Vertreter anderer Religionen spielen aktive Rolle
Erstmals werden Vertreter anderer Religionen bei der Krönung eines britischen Monarchen eine aktive Rolle spielen. Jüdische, hinduistische, muslimische, buddhistische und Sikh-Geistliche werden dem König eine gemeinsame Grußbotschaft ausrichten und Mitglieder der Religionen ihm die Insignien aushändigen. Der Schritt symbolisiert den Einsatz für interreligiösen Dialog und die Förderung der Einheit zwischen verschiedenen Glaubensrichtungen.
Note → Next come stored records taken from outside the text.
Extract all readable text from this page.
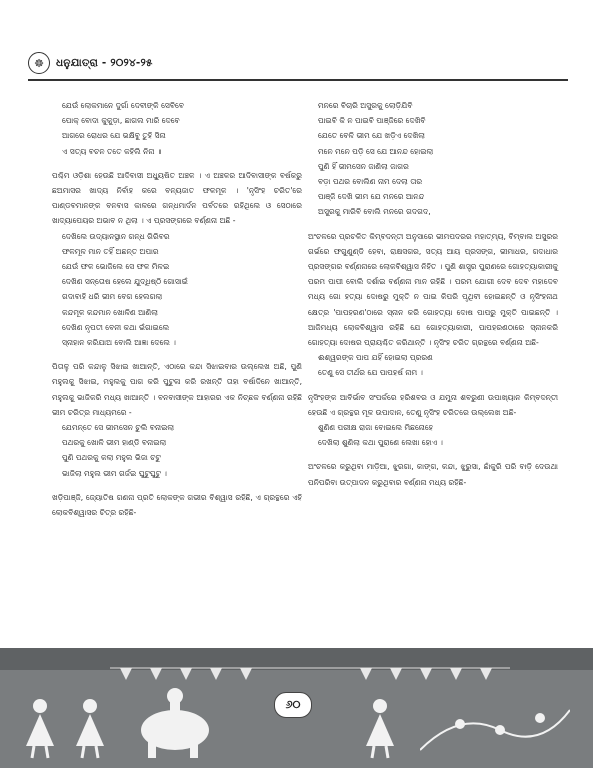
☸	ଧନୁଯାତ୍ରା - ୨୦୨୪-୨୫
ଯେଉଁ ଲୋକମାନେ ଦୁର୍ଗା ଦେବୀଙ୍କି ସେବିବେ
ପୋକ୍ ବୋଦା କୁକୁଡ଼ା, ଛାଗଲ ମାରି ଦେବେ
ଆଗରେ ରୋଧର ଯେ ଭକ୍ଷିବୁ ତୁହି ସିନା
ଏ ସତ୍ୟ ବଚନ ତତେ କହିଲି ନିନା ॥
ପଶ୍ଚିମ ଓଡ଼ିଶା ହେଉଛି ଆଦିବାସୀ ଅଧ୍ୟୁଷିତ ଅଞ୍ଚଳ । ଏ ଅଞ୍ଚଳର ଆଦିବାସୀଙ୍କ ବର୍ଷକରୁ ଛଅମାସର ଖାଦ୍ୟ ନିର୍ବାହ କରେ ବନ୍ୟଜାତ ଫଳମୂଳ । 'ନୃସିଂହ ଚରିତ'ରେ ପାଣ୍ଡବମାନଙ୍କ ବନବାସ କାଳରେ ଗନ୍ଧମାର୍ଦନ ପର୍ବତରେ ରହିଥିଲେ ଓ ସେଠାରେ ଖାଦ୍ୟାପେୟର ଅଭାବ ନ ଥିଲା । ଏ ପ୍ରସଙ୍ଗରେ ବର୍ଣ୍ଣନା ଅଛି -
ଦେଖିଲେ ଉଦ୍ୟାନସ୍ଥାନ ଗନ୍ଧ ଗିରିବର
ଫଳମୂଳ ମାନ ତହିଁ ଅଛନ୍ତ ଅପାର
ଯେଉଁ ଫଳ ଭୋଜିଲେ ସେ ଫଳ ମିଳଇ
ଦେଖିଣ ସନ୍ତୋଷ ହେଲେ ଯୁଦ୍ଧିଷ୍ଠି ଗୋସାଇଁ
ଗଦାବାହି ଧରି ଭୀମ ବେଗ ହେଲଗଲା
କନ୍ଦମୂଳ କନ୍ଦମାନ ଖୋଳିଣ ଆଣିଲା
ଦେଖିଣ ନୃପତୀ ବେନୀ କଥା ଭଁଗାଇଲେ
ସ୍ନାହାନ କରିଯାଅ ବୋଲି ଆଜ୍ଞା ଦେଲେ ।
ପିତାଳୁ ପରି କନ୍ଦାଳୁ ସିଝାଇ ଖାଆନ୍ତି, ଏଠାରେ କନ୍ଦା ସିଝାଇବାର ଉଲ୍ଲେଖ ଅଛି, ପୁଣି ମହୁଲକୁ ସିଝାଇ, ମହୁଲକୁ ପାଗ କରି ପୁଟୁଳା କରି ରଖନ୍ତି ତାହା ବର୍ଷାଦିନେ ଖାଆନ୍ତି, ମହୁଲକୁ ଭାଜିକରି ମଧ୍ୟ ଖାଆନ୍ତି । ବନବାସୀଙ୍କ ଆହାରର ଏକ ନିଚ୍ଛକ ବର୍ଣ୍ଣନା ରହିଛି ଭୀମ ଚରିତ୍ର ମାଧ୍ୟମରେ -
ଯେମନ୍ତେ ସେ ଭୀମସେନ ଚୁଲି ବନାଇଲା
ପଥରକୁ ଖୋଳି ଭୀମ ହାଣ୍ଡି ବନାଇଲା
ପୁଣି ପଥରକୁ କଲା ମହୁଲ ଭିଜା ଚଟୁ
ଭାଜିଲା ମହୁଲ ଭୀମ ଗର୍ଜଇ ଘୁଟୁଘୁଟୁ ।
ଖଡ଼ିପାଞ୍ଜି, ଜ୍ୟୋତିଷ ଗଣନା ପ୍ରତି ଲୋକଙ୍କ ଗଭୀର ବିଶ୍ୱାସ ରହିଛି, ଏ ଗ୍ରନ୍ଥରେ ଏହି ଲୋକବିଶ୍ୱାସର ଚିତ୍ର ରହିଛି-
ମନରେ ବିଚାରି ଅସୁରକୁ ଲୋଡ଼ିଯିବି
ପାଇବି କି ନ ପାଇବି ପାଞ୍ଜିରେ ଦେଖିବି
ଯେତେ ବେଳି ଭୀମ ଯେ ଖଡ଼ିଏ ଦେଖିଲା
ମନେ ମନେ ପଡ଼ି ସେ ଯେ ଆନନ୍ଦ ହୋଇଲା
ପୁଣି ହିଁ ଭୀମସେନ ଜାଣିଲା ଜାଗର
ବଡ଼ା ପଥର ବୋଲିଣ ନାମ ଦେଲା ତାର
ପାଞ୍ଜି ଦେଖି ଭୀମ ଯେ ମନରେ ଆନନ୍ଦ
ଅସୁରକୁ ମାରିବି ବୋଲି ମନରେ ଗଦଗଦ,
ଅଂଚଳରେ ପ୍ରଚଳିତ କିମ୍ବଦନ୍ତୀ ଅନୁସାରେ ଭୀମପଦରର ମହାତ୍ମ୍ୟ, ବିମ୍ବାଲ ଅସୁରର ଗର୍ଭରେ ଫଗୁଣୁଣ୍ଡି ହେବା, ରାକ୍ଷସଗର, ସତ୍ୟ ଆୟ ପ୍ରସଙ୍ଗ, ଭୀମାଧର, ଗଦାଧାର ପ୍ରସଙ୍ଗର ବର୍ଣ୍ଣନାରେ ଲୋକବିଶ୍ୱାସ ନିହିତ । ପୁଣି ଶାସ୍ତ୍ର ପୁରାଣରେ ଗୋହତ୍ୟାକାରୀକୁ ପରମ ପାପୀ ବୋଲି ଦର୍ଶାଇ ବର୍ଣ୍ଣନା ମାନ ରହିଛି । ପରମ ଯୋଗୀ ଦେବ ଦେବ ମହାଦେବ ମଧ୍ୟ ଗୋ ହତ୍ୟା ଦୋଷରୁ ମୁକ୍ତି ନ ପାଇ କିପରି ପୃଥିବୀ ହୋଇଛନ୍ତି ଓ ନୃସିଂହନାଥ କ୍ଷେତ୍ର 'ପାପହରଣ'ଠାରେ ସ୍ନାନ କରି ଗୋହତ୍ୟା ଦୋଷ ପାପରୁ ମୁକ୍ତି ପାଇଛନ୍ତି । ଆଜିମଧ୍ୟ ଲୋକବିଶ୍ୱାସ ରହିଛି ଯେ ଗୋହତ୍ୟାକାରୀ, ପାପହରଣଠାରେ ସ୍ନାନକରି ଗୋହତ୍ୟା ଦୋଷର ପ୍ରାୟଶ୍ଚିତ କରିଥାନ୍ତି । ନୃସିଂହ ଚରିତ ଗ୍ରନ୍ଥରେ ବର୍ଣ୍ଣନା ଅଛି-
ଈଶ୍ୱରଙ୍କ ପାପ ଯହିଁ ହୋଇଲା ପ୍ରରଣ
ତେଣୁ ସେ ତୀର୍ଥର ଯେ ପାପହର୍ଷ ନାମ ।
ନୃସିଂହଙ୍କ ଆବିର୍ଭାବ ସଂପର୍କରେ ହରିଶବର ଓ ଯମୁନା ଶବରୁଣୀ ଉପାଖ୍ୟାନ କିମ୍ବଦନ୍ତୀ ହେଉଛି ଏ ଗ୍ରନ୍ଥର ମୂଳ ଉପାଦାନ, ତେଣୁ ନୃସିଂହ ଚରିତରେ ଉଲ୍ଲେଖ ଅଛି-
ଶୁଣିଣ ପରୀକ୍ଷ ରାଜା ବୋଇଲେ ମିଛନୋହେ
ଦେଖିଲା ଶୁଣିଲା କଥା ପୁରାଣେ ଲେଖା ହୋଏ ।
ଅଂଚଳରେ କରୁଥିବା ମାଡ଼ିଆ, ଝୁରଗା, କାଙ୍ଗ, କନ୍ଦା, ଝୁରୁସା, ଛାଁକୁରି ପରି ବାଡ଼ି ଦେଉଥା ପନିପରିବା ଉତ୍ପାଦନ କରୁଥିବାର ବର୍ଣ୍ଣନା ମଧ୍ୟ ରହିଛି-
୬୦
Bischöfinnen und Sprachen aus den britischen Landesteilen
Zum ersten Mal werden Bischöfinnen einbezogen und Sprachen aus den übrigen britischen Landesteilen bei dem Gottesdienst zu hören sein. Die Hymne „Veni creator spiritus“ wird außer auf Englisch auch auf Walisisch sowie in Schottischem und Irischem Gälisch gesungen. Zudem ertönt die Litanei Kyrie eleison auf Walisisch.
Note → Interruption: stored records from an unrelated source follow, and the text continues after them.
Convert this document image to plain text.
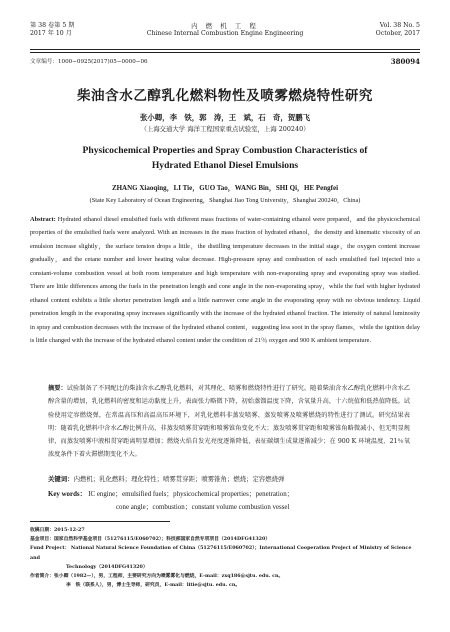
第 38 卷第 5 期
2017 年 10 月
内 燃 机 工 程
Chinese Internal Combustion Engine Engineering
Vol. 38 No. 5
October, 2017
文章编号：1000−0925(2017)05−0000−06	380094
柴油含水乙醇乳化燃料物性及喷雾燃烧特性研究
张小卿，李　铁，郭　涛，王　斌，石　奇，贺鹏飞
（上海交通大学 海洋工程国家重点试验室，上海 200240）
Physicochemical Properties and Spray Combustion Characteristics of
Hydrated Ethanol Diesel Emulsions
ZHANG Xiaoqing，LI Tie，GUO Tao，WANG Bin，SHI Qi，HE Pengfei
(State Key Laboratory of Ocean Engineering，Shanghai Jiao Tong University，Shanghai 200240，China)
Abstract: Hydrated ethanol diesel emulsified fuels with different mass fractions of water-containing ethanol were prepared，and the physicochemical properties of the emulsified fuels were analyzed. With an increases in the mass fraction of hydrated ethanol，the density and kinematic viscosity of an emulsion increase slightly，the surface tension drops a little，the distilling temperature decreases in the initial stage，the oxygen content increase gradually，and the cetane number and lower heating value decrease. High-pressure spray and combustion of each emulsified fuel injected into a constant-volume combustion vessel at both room temperature and high temperature with non-evaporating spray and evaporating spray was studied. There are little differences among the fuels in the penetration length and cone angle in the non-evaporating spray，while the fuel with higher hydrated ethanol content exhibits a little shorter penetration length and a little narrower cone angle in the evaporating spray with no obvious tendency. Liquid penetration length in the evaporating spray increases significantly with the increase of the hydrated ethanol fraction. The intensity of natural luminosity in spray and combustion decreases with the increase of the hydrated ethanol content，suggesting less soot in the spray flames，while the ignition delay is little changed with the increase of the hydrated ethanol content under the condition of 21％ oxygen and 900 K ambient temperature.
摘要：试验制备了不同配比的柴油含水乙醇乳化燃料，对其理化、喷雾和燃烧特性进行了研究。随着柴油含水乙醇乳化燃料中含水乙醇含量的增加，乳化燃料的密度和运动黏度上升，表面张力略微下降，初始蒸馏温度下降，含氧量升高，十六烷值和低热值降低。试验使用定容燃烧弹，在常温高压和高温高压环境下，对乳化燃料非蒸发喷雾、蒸发喷雾及喷雾燃烧的特性进行了测试。研究结果表明：随着乳化燃料中含水乙醇比例升高，非蒸发喷雾贯穿距和喷雾锥角变化不大；蒸发喷雾贯穿距和喷雾锥角略微减小，但无明显规律，而蒸发喷雾中液相贯穿距离明显增加；燃烧火焰自发光亮度逐渐降低，表征碳烟生成量逐渐减少；在 900 K 环境温度、21％氧浓度条件下着火滞燃期变化不大。
关键词：内燃机；乳化燃料；理化特性；喷雾贯穿距；喷雾锥角；燃烧；定容燃烧弹
Key words： IC engine；emulsified fuels；physicochemical properties；penetration；
cone angle；combustion；constant volume combustion vessel
收稿日期：2015-12-27
基金项目：国家自然科学基金项目（51276115/E060702）；科技部国家自然专项项目（2014DFG41320）
Fund Project： National Natural Science Foundation of China（51276115/E060702）；International Cooperation Project of Ministry of Science and
Technology（2014DFG41320）
作者简介：张小卿（1982—），男，工程师，主要研究方向为喷雾雾化与燃烧，E-mail：zxq186@sjtu. edu. cn。
李　铁（联系人），男，博士生导师，研究员，E-mail：litie@sjtu. edu. cn。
Öffentlichkeit wird einbezogen
Zum ersten Mal soll die Öffentlichkeit einbezogen werden, mit einem „Tribut der Menschen“ an den König. Damit wird die traditionelle Hommage von Würdenträgern ersetzt, bei der Adlige in langer Reihe vor dem Monarchen niederknien und ihm die Treue schwören.
Änderungen bei der Krönung von Camilla
Bei der Krönung von Camilla wird es eine Änderung geben. Die 75-Jährige wird im Gegensatz zu ihrem Ehemann öffentlich vom Erzbischof mit geweihtem Öl gesalbt und dabei anders als frühere Königsgemahlinnen nicht von einem Baldachin bedeckt.
Die Änderungen bei der Krönungszeremonie sollen die Vielfalt der modernen britischen Gesellschaft widerspiegeln und werden von vielen begrüßt.